Il était une fois un vilain petit chaperon rouge. Pas serviable pour un sou. Ah ça non ! Un jour qu’on lui demanda d’aller apporter un peu de réconfort et quelques gâteries à sa grand-mère qui vivait seule dans un taudis au milieu d’une forêt infestée de loups et de campeurs sauvages, il répondit :
– Non, non, non j’irai pas chez la vioque.
Mais son père qui était un bistrotier psychopathe lui flanqua une rouste mémorable et le vilain petit chaperon rouge s’exécuta malgré les ecchymoses qui le faisaient boiter.

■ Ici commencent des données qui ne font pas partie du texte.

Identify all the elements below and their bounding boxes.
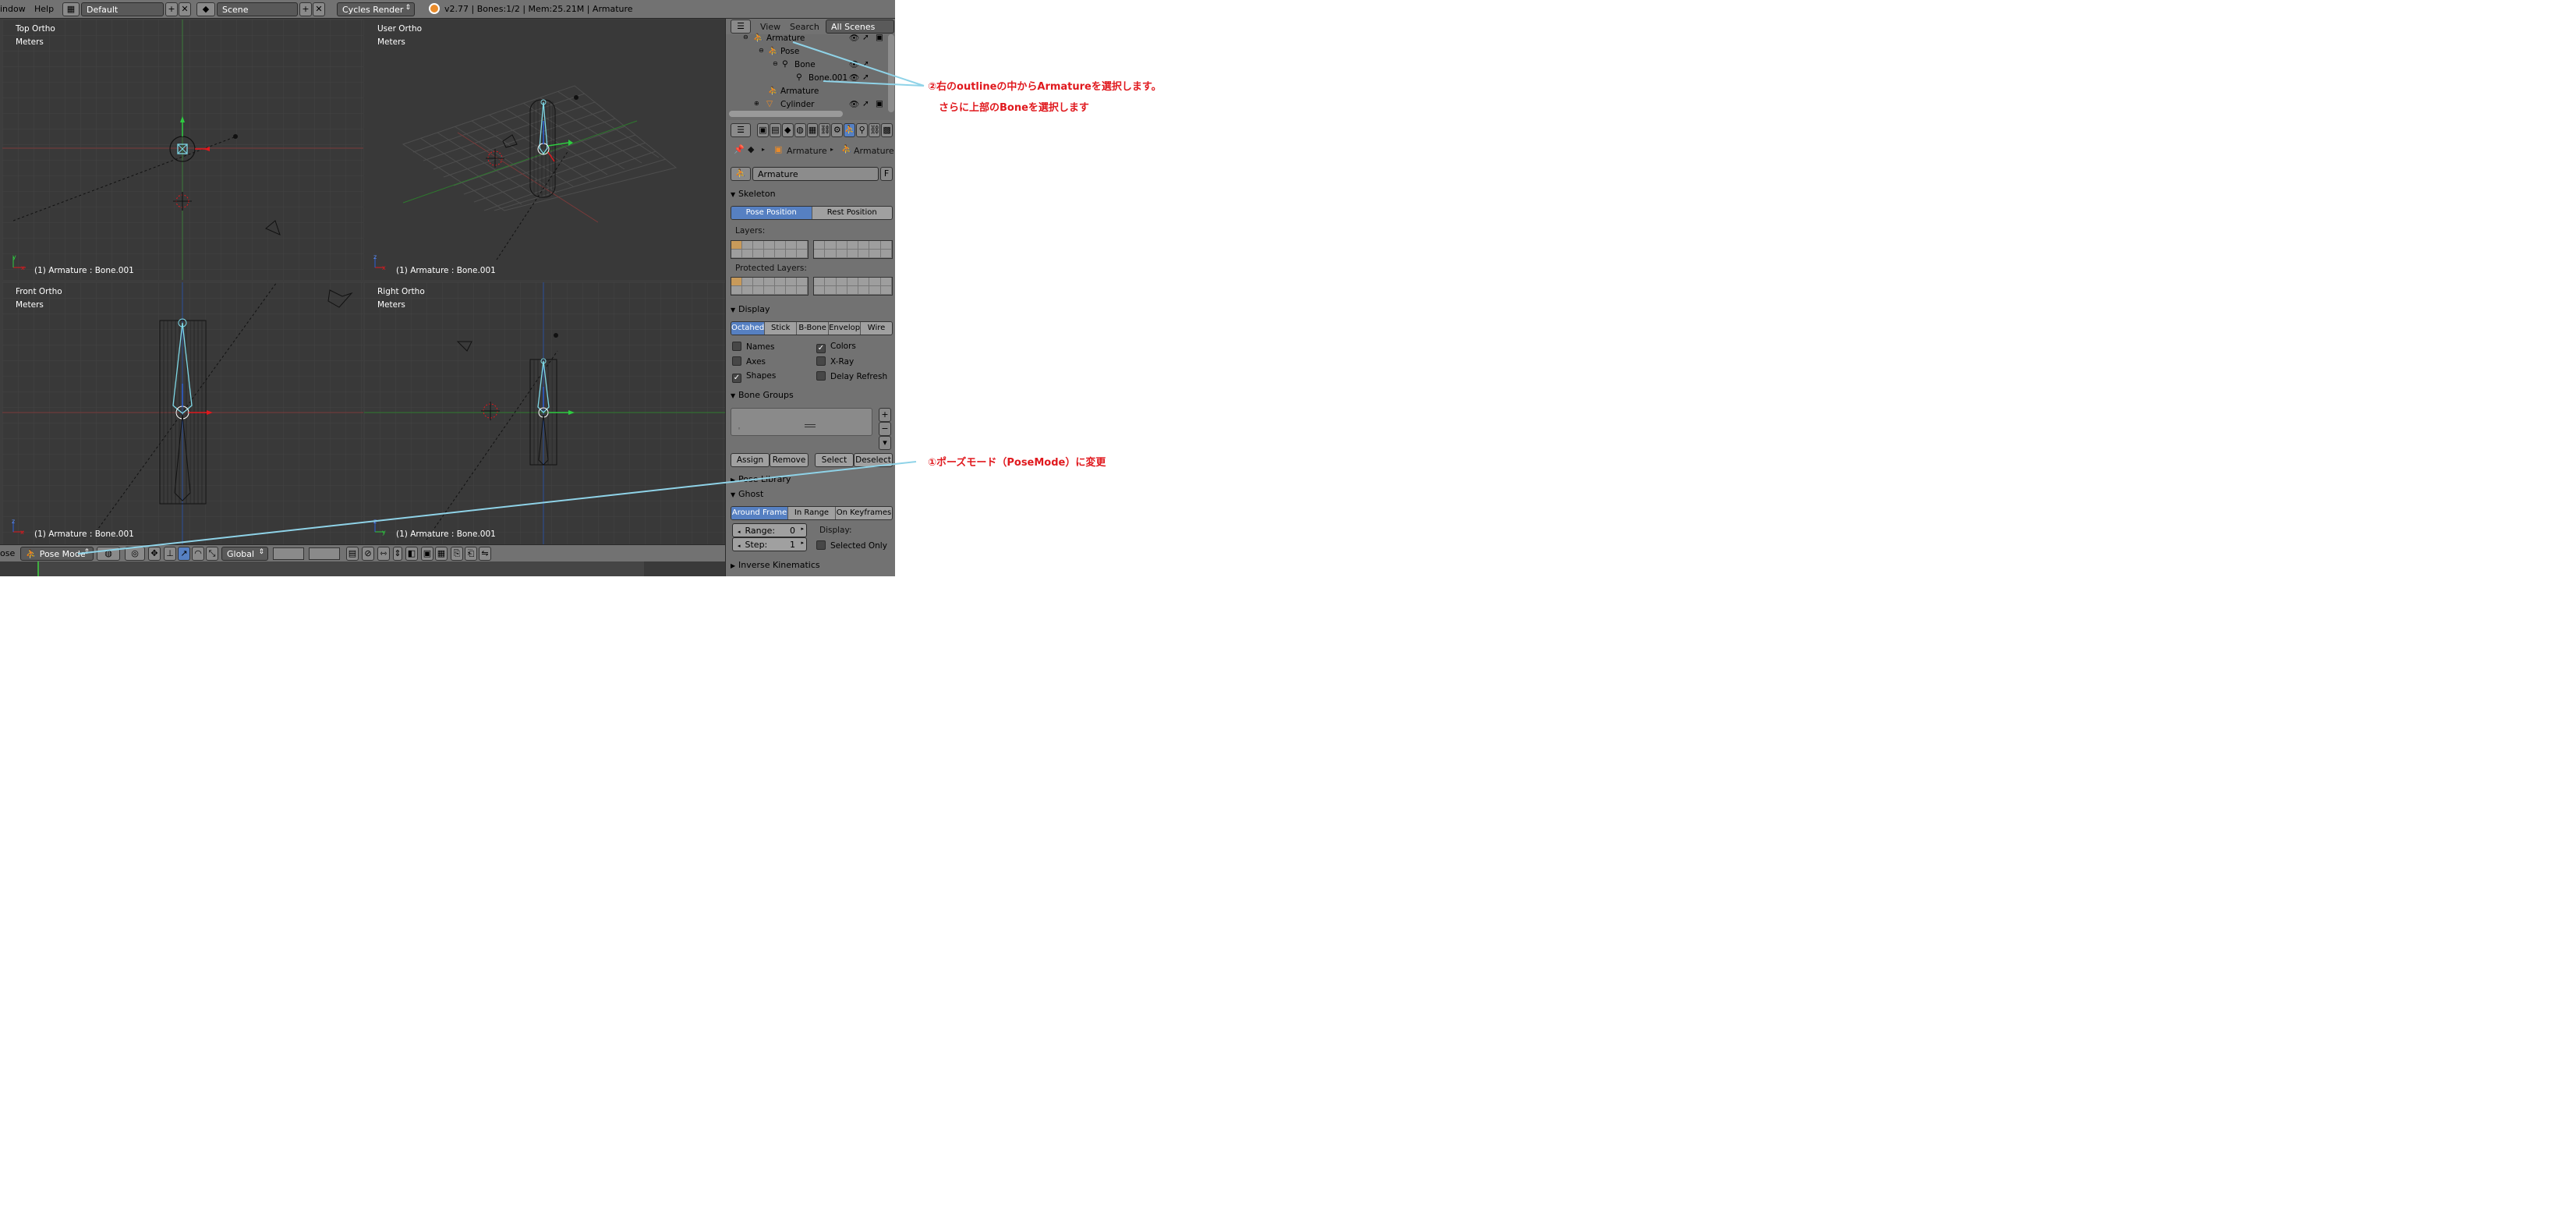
annotation-leader-lines <box>77 41 925 554</box>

Il avait comme il disait « la haine » et pour se venger du monde entier il fit en chemin mille coups pendables. Il poussa à l’eau un pêcheur, aida un aveugle à traverser pour mieux le précipiter sous un bus et obstrua la fente d’un horodateur avec du chewing-gum.
Autant de méfaits qui rallongèrent considérablement le temps du trajet. Un délai mis à profit par un loup pour boulotter Mère-Grand, enfiler ses hardes, se planquer dans son lit et attendre patiemment l’arrivée du garnement…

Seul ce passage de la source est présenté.